Passano gli anni e questo desiderio di diventare un aviatore non mi abbandona, benché non avessi la minima idea di come si potesse diventare un vero pilota, né m’interessassi di riviste di aviazione o costruissi modellini di aerei, come facevano alcuni miei coetanei. Ma ciò che non avrei mai immaginato era che, per diventare piloti, bisognasse divenire innanzitutto militari e superare la severa selezione all’Accademia Aeronautica di Pozzuoli, a quasi mille chilometri da casa, così lontano dai miei affetti!

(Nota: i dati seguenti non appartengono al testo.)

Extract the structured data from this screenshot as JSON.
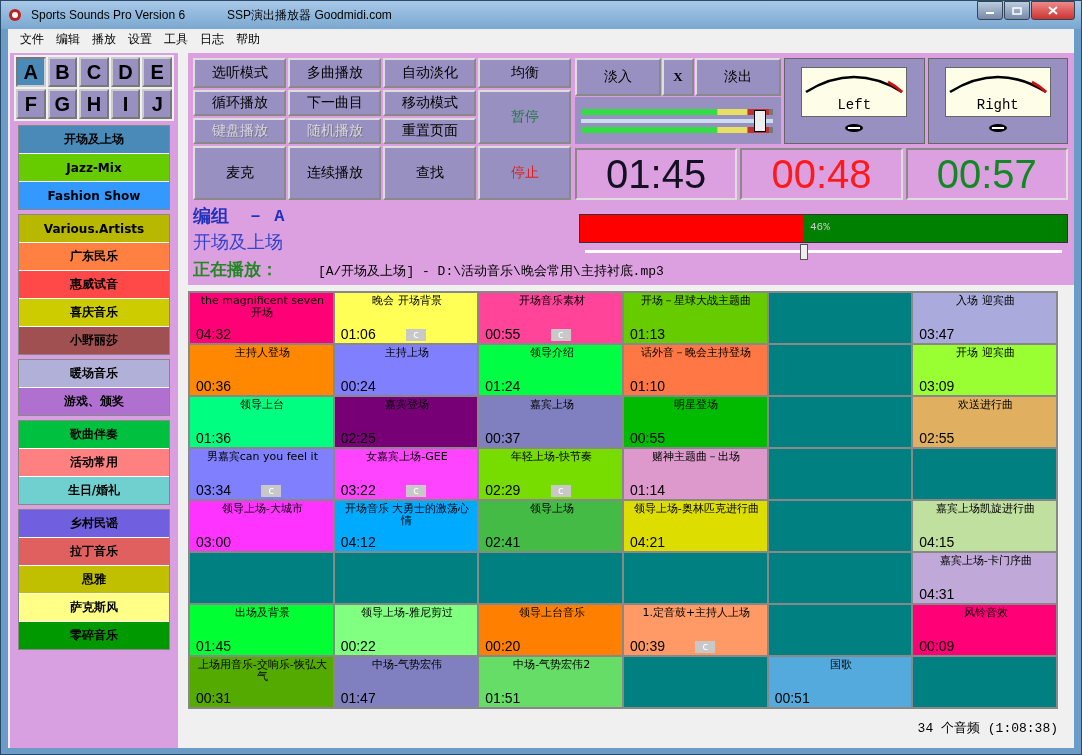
{
  "window": {
    "title": "Sports Sounds Pro Version 6",
    "subtitle": "SSP演出播放器 Goodmidi.com"
  },
  "menu": [
    "文件",
    "编辑",
    "播放",
    "设置",
    "工具",
    "日志",
    "帮助"
  ],
  "letters": [
    {
      "label": "A",
      "selected": true
    },
    {
      "label": "B",
      "selected": false
    },
    {
      "label": "C",
      "selected": false
    },
    {
      "label": "D",
      "selected": false
    },
    {
      "label": "E",
      "selected": false
    },
    {
      "label": "F",
      "selected": false
    },
    {
      "label": "G",
      "selected": false
    },
    {
      "label": "H",
      "selected": false
    },
    {
      "label": "I",
      "selected": false
    },
    {
      "label": "J",
      "selected": false
    }
  ],
  "category_groups": [
    [
      {
        "label": "开场及上场",
        "color": "#4a8ab8"
      },
      {
        "label": "Jazz-Mix",
        "color": "#66cc00"
      },
      {
        "label": "Fashion Show",
        "color": "#3399ff"
      }
    ],
    [
      {
        "label": "Various.Artists",
        "color": "#b8b800"
      },
      {
        "label": "广东民乐",
        "color": "#ff8040"
      },
      {
        "label": "惠威试音",
        "color": "#ff4848"
      },
      {
        "label": "喜庆音乐",
        "color": "#cccc00"
      },
      {
        "label": "小野丽莎",
        "color": "#a05050"
      }
    ],
    [
      {
        "label": "暖场音乐",
        "color": "#b0b0d8"
      },
      {
        "label": "游戏、颁奖",
        "color": "#b070d0"
      }
    ],
    [
      {
        "label": "歌曲伴奏",
        "color": "#00c040"
      },
      {
        "label": "活动常用",
        "color": "#ff8080"
      },
      {
        "label": "生日/婚礼",
        "color": "#70d0d0"
      }
    ],
    [
      {
        "label": "乡村民谣",
        "color": "#7060e0"
      },
      {
        "label": "拉丁音乐",
        "color": "#e06060"
      },
      {
        "label": "恩雅",
        "color": "#c0c000"
      },
      {
        "label": "萨克斯风",
        "color": "#ffff88"
      },
      {
        "label": "零碎音乐",
        "color": "#009900"
      }
    ]
  ],
  "controls": [
    {
      "label": "选听模式",
      "kind": "normal",
      "disabled": false
    },
    {
      "label": "多曲播放",
      "kind": "normal",
      "disabled": false
    },
    {
      "label": "自动淡化",
      "kind": "normal",
      "disabled": false
    },
    {
      "label": "均衡",
      "kind": "normal",
      "disabled": false
    },
    {
      "label": "循环播放",
      "kind": "normal",
      "disabled": false
    },
    {
      "label": "下一曲目",
      "kind": "normal",
      "disabled": false
    },
    {
      "label": "移动模式",
      "kind": "normal",
      "disabled": false
    },
    {
      "label": "暂停",
      "kind": "pause",
      "disabled": false
    },
    {
      "label": "键盘播放",
      "kind": "normal",
      "disabled": true
    },
    {
      "label": "随机播放",
      "kind": "normal",
      "disabled": true
    },
    {
      "label": "重置页面",
      "kind": "normal",
      "disabled": false
    },
    {
      "label": "麦克",
      "kind": "big",
      "disabled": false
    },
    {
      "label": "连续播放",
      "kind": "big",
      "disabled": false
    },
    {
      "label": "查找",
      "kind": "big",
      "disabled": false
    },
    {
      "label": "停止",
      "kind": "stop",
      "disabled": false
    }
  ],
  "fade": {
    "fade_in": "淡入",
    "cross": "X",
    "fade_out": "淡出"
  },
  "level_meters": [
    {
      "level": 0.98
    },
    {
      "level": 0.98
    }
  ],
  "volume": {
    "level": 0.93
  },
  "vu_meters": [
    {
      "label": "Left"
    },
    {
      "label": "Right"
    }
  ],
  "times": [
    {
      "value": "01:45",
      "kind": "total"
    },
    {
      "value": "00:48",
      "kind": "elapsed"
    },
    {
      "value": "00:57",
      "kind": "remaining"
    }
  ],
  "group_label": "编组",
  "group_letter": "－ A",
  "category_name": "开场及上场",
  "progress": {
    "level": 0.46,
    "label": "46%"
  },
  "seek": {
    "level": 0.46
  },
  "now_playing": {
    "label": "正在播放：",
    "path": "[A/开场及上场] - D:\\活动音乐\\晚会常用\\主持衬底.mp3"
  },
  "grid": [
    [
      {
        "kind": "sound",
        "title": "the magnificent seven开场",
        "time": "04:32",
        "color": "#ff0077"
      },
      {
        "kind": "sound",
        "title": "晚会 开场背景",
        "time": "01:06",
        "badge": "c",
        "color": "#ffff55"
      },
      {
        "kind": "sound",
        "title": "开场音乐素材",
        "time": "00:55",
        "badge": "c",
        "color": "#ff4499"
      },
      {
        "kind": "sound",
        "title": "开场－星球大战主题曲",
        "time": "01:13",
        "color": "#66cc00"
      },
      {
        "kind": "empty"
      },
      {
        "kind": "sound",
        "title": "入场 迎宾曲",
        "time": "03:47",
        "color": "#aaaadd"
      }
    ],
    [
      {
        "kind": "sound",
        "title": "主持人登场",
        "time": "00:36",
        "color": "#ff8800"
      },
      {
        "kind": "sound",
        "title": "主持上场",
        "time": "00:24",
        "color": "#8080ff"
      },
      {
        "kind": "sound",
        "title": "领导介绍",
        "time": "01:24",
        "color": "#00ff44"
      },
      {
        "kind": "sound",
        "title": "话外音－晚会主持登场",
        "time": "01:10",
        "color": "#ff7744"
      },
      {
        "kind": "empty"
      },
      {
        "kind": "sound",
        "title": "开场 迎宾曲",
        "time": "03:09",
        "color": "#99ff33"
      }
    ],
    [
      {
        "kind": "sound",
        "title": "领导上台",
        "time": "01:36",
        "color": "#00ff80"
      },
      {
        "kind": "sound",
        "title": "嘉宾登场",
        "time": "02:25",
        "color": "#770077"
      },
      {
        "kind": "sound",
        "title": "嘉宾上场",
        "time": "00:37",
        "color": "#8080c0"
      },
      {
        "kind": "sound",
        "title": "明星登场",
        "time": "00:55",
        "color": "#00bb00"
      },
      {
        "kind": "empty"
      },
      {
        "kind": "sound",
        "title": "欢送进行曲",
        "time": "02:55",
        "color": "#e0b060"
      }
    ],
    [
      {
        "kind": "sound",
        "title": "男嘉宾can you feel it",
        "time": "03:34",
        "badge": "c",
        "color": "#8080ff"
      },
      {
        "kind": "sound",
        "title": "女嘉宾上场-GEE",
        "time": "03:22",
        "badge": "c",
        "color": "#ff44ff"
      },
      {
        "kind": "sound",
        "title": "年轻上场-快节奏",
        "time": "02:29",
        "badge": "c",
        "color": "#77dd00"
      },
      {
        "kind": "sound",
        "title": "赌神主题曲－出场",
        "time": "01:14",
        "color": "#dd99cc"
      },
      {
        "kind": "empty"
      },
      {
        "kind": "empty"
      }
    ],
    [
      {
        "kind": "sound",
        "title": "领导上场-大城市",
        "time": "03:00",
        "color": "#ff33ff"
      },
      {
        "kind": "sound",
        "title": "开场音乐 大勇士的激荡心情",
        "time": "04:12",
        "color": "#00aaff"
      },
      {
        "kind": "sound",
        "title": "领导上场",
        "time": "02:41",
        "color": "#44bb44"
      },
      {
        "kind": "sound",
        "title": "领导上场-奥林匹克进行曲",
        "time": "04:21",
        "color": "#dddd00"
      },
      {
        "kind": "empty"
      },
      {
        "kind": "sound",
        "title": "嘉宾上场凯旋进行曲",
        "time": "04:15",
        "color": "#c0e0a0"
      }
    ],
    [
      {
        "kind": "empty"
      },
      {
        "kind": "empty"
      },
      {
        "kind": "empty"
      },
      {
        "kind": "empty"
      },
      {
        "kind": "empty"
      },
      {
        "kind": "sound",
        "title": "嘉宾上场-卡门序曲",
        "time": "04:31",
        "color": "#c0a8d8"
      }
    ],
    [
      {
        "kind": "sound",
        "title": "出场及背景",
        "time": "01:45",
        "color": "#00ff33"
      },
      {
        "kind": "sound",
        "title": "领导上场-雅尼剪过",
        "time": "00:22",
        "color": "#80ff80"
      },
      {
        "kind": "sound",
        "title": "领导上台音乐",
        "time": "00:20",
        "color": "#ff8000"
      },
      {
        "kind": "sound",
        "title": "1.定音鼓+主持人上场",
        "time": "00:39",
        "badge": "c",
        "color": "#ff9966"
      },
      {
        "kind": "empty"
      },
      {
        "kind": "sound",
        "title": "风铃音效",
        "time": "00:09",
        "color": "#ff0077"
      }
    ],
    [
      {
        "kind": "sound",
        "title": "上场用音乐-交响乐-恢弘大气",
        "time": "00:31",
        "color": "#55aa00"
      },
      {
        "kind": "sound",
        "title": "中场-气势宏伟",
        "time": "01:47",
        "color": "#8080c0"
      },
      {
        "kind": "sound",
        "title": "中场-气势宏伟2",
        "time": "01:51",
        "color": "#66dd66"
      },
      {
        "kind": "empty"
      },
      {
        "kind": "sound",
        "title": "国歌",
        "time": "00:51",
        "color": "#55aadd"
      },
      {
        "kind": "empty"
      }
    ]
  ],
  "status_bar": "34 个音频 (1:08:38)"
}
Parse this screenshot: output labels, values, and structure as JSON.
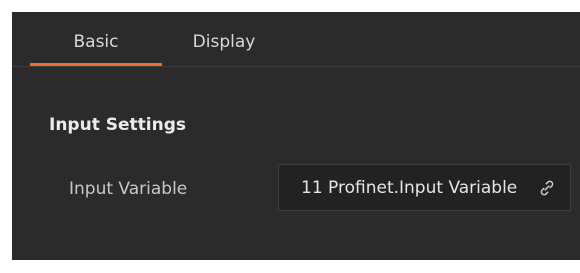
{
  "tabs": [
    {
      "label": "Basic",
      "active": true
    },
    {
      "label": "Display",
      "active": false
    }
  ],
  "accent_color": "#e8702a",
  "section": {
    "title": "Input Settings"
  },
  "fields": {
    "input_variable": {
      "label": "Input Variable",
      "value": "11 Profinet.Input Variable",
      "icon": "link-icon"
    }
  }
}
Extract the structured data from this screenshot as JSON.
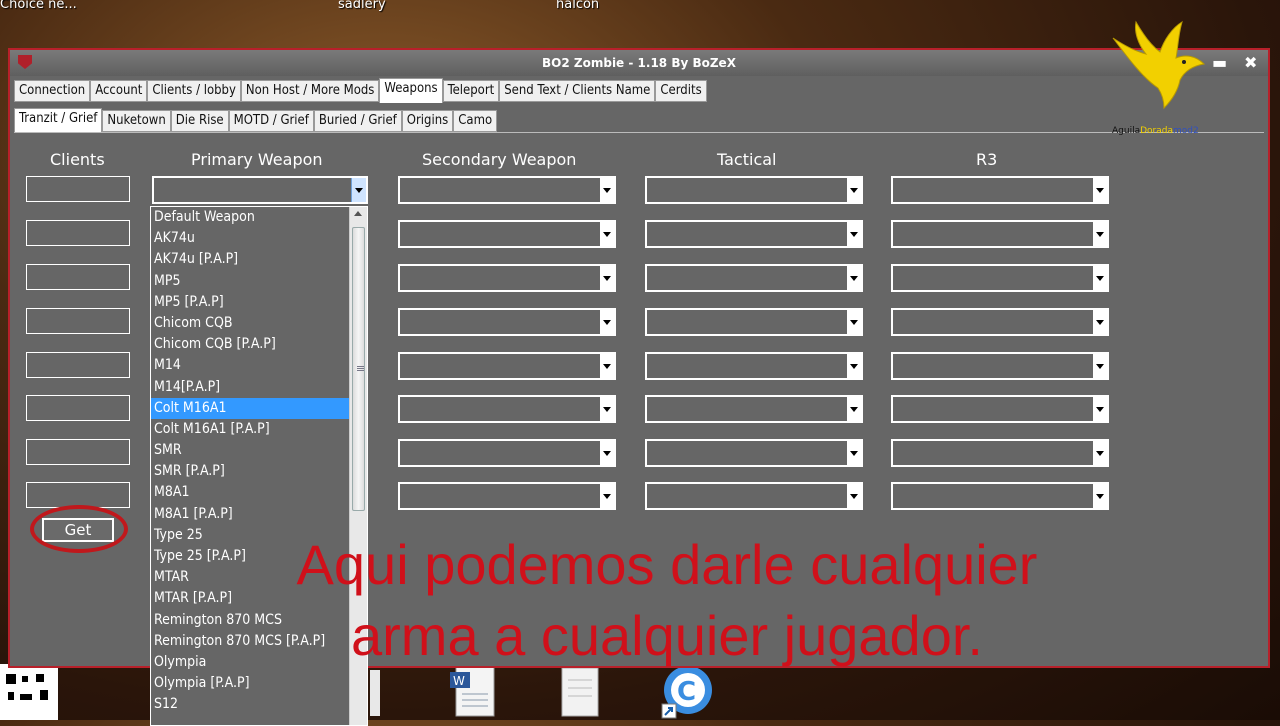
{
  "desktop": {
    "labels": [
      "Choice ne...",
      "sadlery",
      "halcon"
    ]
  },
  "window": {
    "title": "BO2 Zombie - 1.18 By BoZeX",
    "minimize": "▬",
    "close": "✖"
  },
  "logo": {
    "word1": "Aguila",
    "word2": "Dorada",
    "word3": "mod2"
  },
  "tabs": [
    "Connection",
    "Account",
    "Clients / lobby",
    "Non Host / More Mods",
    "Weapons",
    "Teleport",
    "Send Text  / Clients Name",
    "Cerdits"
  ],
  "active_tab": "Weapons",
  "subtabs": [
    "Tranzit / Grief",
    "Nuketown",
    "Die Rise",
    "MOTD / Grief",
    "Buried / Grief",
    "Origins",
    "Camo"
  ],
  "active_subtab": "Tranzit / Grief",
  "columns": {
    "clients": "Clients",
    "primary": "Primary Weapon",
    "secondary": "Secondary Weapon",
    "tactical": "Tactical",
    "r3": "R3"
  },
  "get_button": "Get",
  "dropdown": {
    "items": [
      "Default Weapon",
      "AK74u",
      "AK74u [P.A.P]",
      "MP5",
      "MP5 [P.A.P]",
      "Chicom CQB",
      "Chicom CQB [P.A.P]",
      "M14",
      "M14[P.A.P]",
      "Colt M16A1",
      "Colt M16A1 [P.A.P]",
      "SMR",
      "SMR [P.A.P]",
      "M8A1",
      "M8A1 [P.A.P]",
      "Type 25",
      "Type 25 [P.A.P]",
      "MTAR",
      "MTAR [P.A.P]",
      "Remington 870 MCS",
      "Remington 870 MCS [P.A.P]",
      "Olympia",
      "Olympia [P.A.P]",
      "S12"
    ],
    "selected": "Colt M16A1"
  },
  "subtitle": {
    "line1": "Aqui podemos darle cualquier",
    "line2": "arma a cualquier jugador."
  },
  "colors": {
    "accent": "#b8202a",
    "selection": "#3399ff",
    "subtitle": "#d0101a",
    "panel": "#666666"
  }
}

Superati gli inevitabili dubbi e le immancabili perplessità dei miei familiari decido di rispondere al bando dell’Accademia. II concorso è tutta una scoperta. Siamo nel 1954 e non potrò mai dimenticare quel giorno del mese di luglio, quando indossando uno spigato siberiano – l’abito per le occasioni importanti – giunsi a Napoli: prima le visite mediche, poi test e colloqui: con incredulità supero tutto, comprese le prove finali d’italiano e di matematica.
Senza avere ancora notizie sull’esito della selezione faccio ritorno alla vita normale, e quando l’avventura napoletana sembra ormai solo un deludente ricordo, ecco che in ottobre un telegramma mi annuncia il superamento del concorso e l’agognata ammissione ai corsi regolari dell’Accademia Aeronautica.
Tanta felicità per essere riuscito in tale impresa, ma allo stesso tempo nuovi dubbi e incertezze per una scelta di vita di cui ignoravo ogni aspetto e dettaglio; ma sostenuto dall’entusiasmo e, soprattutto, dal mio DNA, mi presentavo in Accademia il 5 novembre per dare inizio alla mia meravigliosa avventura in azzurro.
Il primo contatto con il volo è con un P148, in Sardegna, con indosso una combinazione da volo forse ancor più buffa di quella dei miei voli immaginari: una vecchia tuta blu imbottita con colletto di castorino. Poi una visita all’aeroporto militare di Grazzanise, e qui, per la prima volta, l’incontro con il mitico F104G, a quei tempi una macchina avveniristica (non eravamo ancora andati sulla luna!); una foto per catturare quel momento incredibile mentre mi appoggio sull’ala che sembra un vero e proprio rasoio; guardo al suo interno: “No, non potrò mai pilotare un avione cosi!”. Ma è in quell’istante che rimango come folgorato dalla visione di quell’aereo, del quale sarei rimasto innamorato per sempre. Un velivolo straordinario che in un minuto ti può portare fino a 12.000 metri di altezza, che raggiunge la velocità doppia del suono; roba da non credere. Un mezzo per pochi eletti, che concede i suoi comandi solo a quei piloti che hanno già acquisito un’elevata esperienza su altri velivoli da caccia della cosiddetta “Serie 80”, cioè le diverse versioni dell’F84 e F86.
Non avevo più dubbi, finita l’Accademia io volevo, dovevo andare su quel velivolo, e la fortuna è stata dalla mia parte; furono scelti solo sei Sottotenenti, appena nominati piloti militari, per il passaggio su questa mirabile macchina, dopo un breve corso pre-operativo e una campagna di tiri reali. Io ero uno dei prescelti! Era il 1967 e il mio sogno cominciava a divenire realtà.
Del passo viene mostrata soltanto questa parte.